返せ。寒いじゃねぇか。暖かい太陽を返せ。
「ハァ……博麗神社に行くか。」
太陽を取り戻すため、せっせと足を運ばせた。暫くすると神社が見え、巫女が見えた。
「おはよー。生憎の天気ね。」
「そうだな」
呑気に座りながら、空を眺める霊夢はため息をついていた。
「さぁ、異変解決にでも行こうか。」
「待って、まだよ。」
「え、だが……何故?」
「呼んでもない奴がもう一人来る。」
そういった瞬間、ドンガラガッシャンと何かが神社に突っ込んできた。霊夢は手を顔にあて、やれやれと疲れはてた顔をした。
「おーい霊夢!!異変だぜ。早く行こう。」
「修理してよね。」
「いつかな。」
魔女のような格好をしていて、金髪の若い女性がいた。服をパンパンとはらい、ニッコリと登場してきた。
「こいつは?」
「殺人鬼。」
「珍しい名前だな。」
「違う。オレの名前は鬼島玄龍だ。」
「『霧雨魔理沙』だ!!宜しく!」
と、これまたニッコリと挨拶。霊夢と違い、フレンドリーな彼女。霊夢の言葉から察するに、彼女も異変解決をする人なんだろう。
「じゃあ行きましょう。」
「え、こいつもか?」
「こいつもよ。」
「ふーん。ま、いいや。」
そう言って、彼女は箒をまたぎ、中に浮いた。なるほど、本物の魔女か。
「行きましょう。」
「あーすまない。ある事情により、飛べない。」
「え?」
「先に行っててくれ。」
「あら、そう?首謀者は多分アッチにいると思うから。先に行ってるわよ。」
霊夢が西を指し、そのまま飛んでいった。あっという間に彼女らは豆粒ほどの大きさになり、見えなくなった。
「じゃあ、行くか。」
一人寂しく歩くことにした。
いつの間にかまわりは森になっていた。
この森に入って二十分。気持ち悪くなってきた。吐きそう。この森に何かヤバイ粒子でもあるのだろうか?
「ハァ……ハァ……早く帰りたい。」
「お兄さん、どうしたの?」
「えぁ?」
知らぬ間に、女の子が後ろに立っていた。青鬼だったら頭を喰われて死んでただろう。青鬼じゃなかったことを感謝しつつ、質問。
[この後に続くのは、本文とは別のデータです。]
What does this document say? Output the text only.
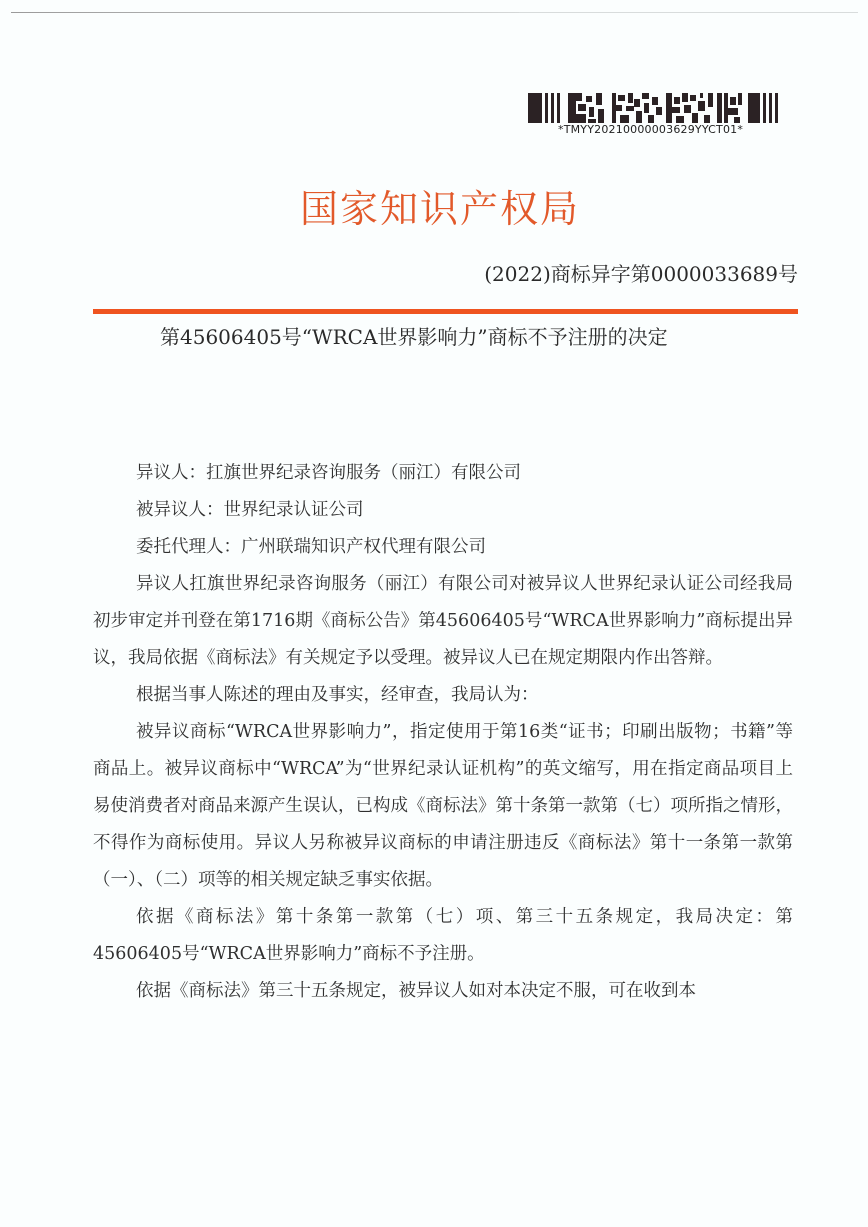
*TMYY20210000003629YYCT01*
国家知识产权局
(2022)商标异字第0000033689号
第45606405号“WRCA世界影响力”商标不予注册的决定
异议人：扛旗世界纪录咨询服务（丽江）有限公司
被异议人：世界纪录认证公司
委托代理人：广州联瑞知识产权代理有限公司

异议人扛旗世界纪录咨询服务（丽江）有限公司对被异议人世界纪录认证公司经我局初步审定并刊登在第1716期《商标公告》第45606405号“WRCA世界影响力”商标提出异议，我局依据《商标法》有关规定予以受理。被异议人已在规定期限内作出答辩。

根据当事人陈述的理由及事实，经审查，我局认为：

被异议商标“WRCA世界影响力”，指定使用于第16类“证书；印刷出版物；书籍”等商品上。被异议商标中“WRCA”为“世界纪录认证机构”的英文缩写，用在指定商品项目上易使消费者对商品来源产生误认，已构成《商标法》第十条第一款第（七）项所指之情形，不得作为商标使用。异议人另称被异议商标的申请注册违反《商标法》第十一条第一款第（一）、（二）项等的相关规定缺乏事实依据。

依据《商标法》第十条第一款第（七）项、第三十五条规定，我局决定：第45606405号“WRCA世界影响力”商标不予注册。

依据《商标法》第三十五条规定，被异议人如对本决定不服，可在收到本
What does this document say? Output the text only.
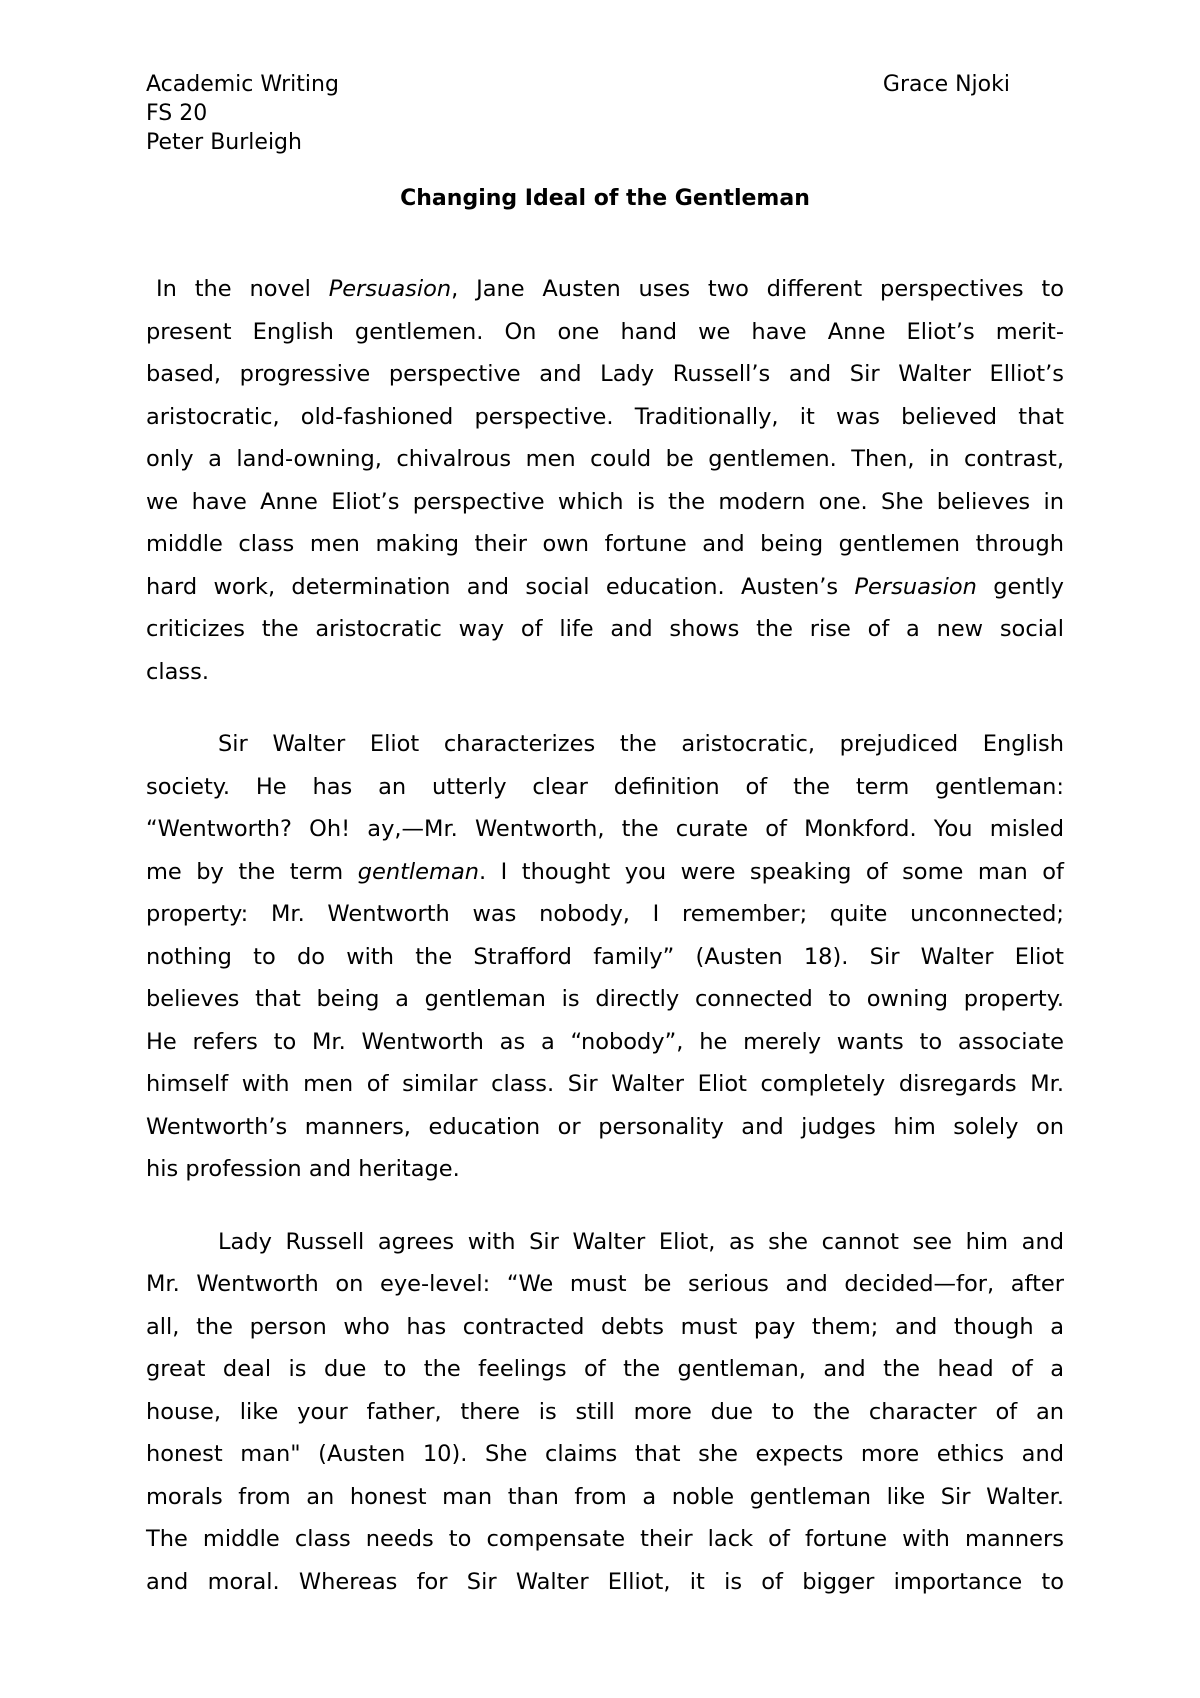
Academic Writing
FS 20
Peter Burleigh
Grace Njoki
Changing Ideal of the Gentleman
In the novel Persuasion, Jane Austen uses two different perspectives to
present English gentlemen. On one hand we have Anne Eliot’s merit-
based, progressive perspective and Lady Russell’s and Sir Walter Elliot’s
aristocratic, old-fashioned perspective. Traditionally, it was believed that
only a land-owning, chivalrous men could be gentlemen. Then, in contrast,
we have Anne Eliot’s perspective which is the modern one. She believes in
middle class men making their own fortune and being gentlemen through
hard work, determination and social education. Austen’s Persuasion gently
criticizes the aristocratic way of life and shows the rise of a new social
class.
Sir Walter Eliot characterizes the aristocratic, prejudiced English
society. He has an utterly clear definition of the term gentleman:
“Wentworth? Oh! ay,—Mr. Wentworth, the curate of Monkford. You misled
me by the term gentleman. I thought you were speaking of some man of
property: Mr. Wentworth was nobody, I remember; quite unconnected;
nothing to do with the Strafford family” (Austen 18). Sir Walter Eliot
believes that being a gentleman is directly connected to owning property.
He refers to Mr. Wentworth as a “nobody”, he merely wants to associate
himself with men of similar class. Sir Walter Eliot completely disregards Mr.
Wentworth’s manners, education or personality and judges him solely on
his profession and heritage.
Lady Russell agrees with Sir Walter Eliot, as she cannot see him and
Mr. Wentworth on eye-level: “We must be serious and decided—for, after
all, the person who has contracted debts must pay them; and though a
great deal is due to the feelings of the gentleman, and the head of a
house, like your father, there is still more due to the character of an
honest man" (Austen 10). She claims that she expects more ethics and
morals from an honest man than from a noble gentleman like Sir Walter.
The middle class needs to compensate their lack of fortune with manners
and moral. Whereas for Sir Walter Elliot, it is of bigger importance to
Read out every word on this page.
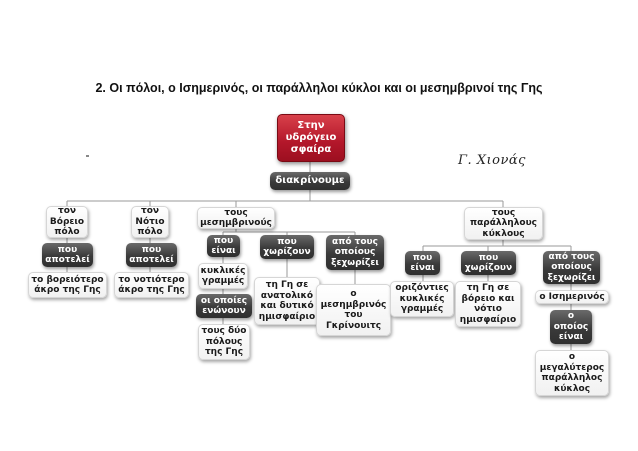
2. Οι πόλοι, ο Ισημερινός, οι παράλληλοι κύκλοι και οι μεσημβρινοί της Γης
Γ. Χιονάς
Στην υδρόγειο σφαίρα
διακρίνουμε
τον Βόρειο πόλο
που αποτελεί
το βορειότερο άκρο της Γης
τον Νότιο πόλο
που αποτελεί
το νοτιότερο άκρο της Γης
τους μεσημβρινούς
που είναι
κυκλικές γραμμές
οι οποίες ενώνουν
τους δύο πόλους της Γης
που χωρίζουν
τη Γη σε ανατολικό και δυτικό ημισφαίριο
από τους οποίους ξεχωρίζει
ο μεσημβρινός του Γκρίνουιτς
τους παράλληλους κύκλους
που είναι
οριζόντιες κυκλικές γραμμές
που χωρίζουν
τη Γη σε βόρειο και νότιο ημισφαίριο
από τους οποίους ξεχωρίζει
ο Ισημερινός
ο οποίος είναι
ο μεγαλύτερος παράλληλος κύκλος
「この先に行きたいんだけど、あとどれくらいでこの森をぬけられる?」
「そーだなー……二、三分じゃない?」
あと少しだ!!喜びを覚えた。森を抜けた暁には何をしよう。あ、そういや異変解決中だった。目的を間違え、恥ずかしい。
「でも、貴方は永遠ここから出られないわ。」
「え?」
「だって、『私に食べられる』のだもの。」
私に食べられる?どういう意味だ。性的な意味だったら断るが…ここから出られないと言うことを言っている。つまり、俺をランチとして食う訳か。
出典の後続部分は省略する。